Suddenly the door burst open and a woman in her early thirties, wearing a witch’s hat and a very short dress, lurched into the room, saw them, and shrieked with laughter.
‘Oops, sorry, I thought it was the Ladies,’ she said.
‘No,’ said Sir Gordon unnecessarily.
‘Oh gawd, I’m bursting,’ said the drunk young woman.
‘Too much information,’ said Sir Gordon.
‘Do you know where the Ladies is?’ the drunk young woman asked Christina.
‘I have no idea,’ said Christina frostily.
‘Blimey, you’re on your pud and you haven’t been yet. You must have a strong bladder. I’ve got a very weak bladder. I go all the time. Pee, pee, pee, that’s me.’

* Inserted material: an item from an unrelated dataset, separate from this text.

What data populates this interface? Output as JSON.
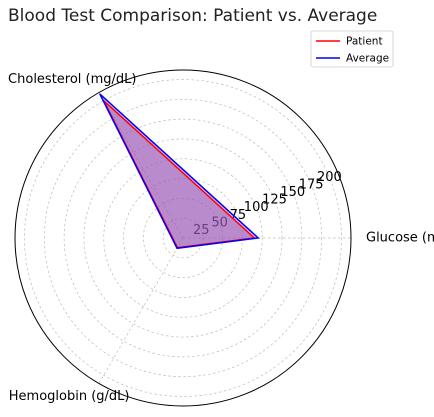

Oh, Christina, your face. Your fury. Your scorn. The lower orders, how common, how vulgar. Your denial of your birth, your childhood, your mum and dad, your moments of glory as Miss Lemon Drizzle. Oh, Christina.
He conveniently forgot, in his scorn of her scorn, that he also despised the lower orders. But, curiously, this evening he did not despise this intruder. Oh, silly drunk young woman in your witch’s hat, he thought, I will help you find the Ladies.
And he did. Without difficulty. With charm.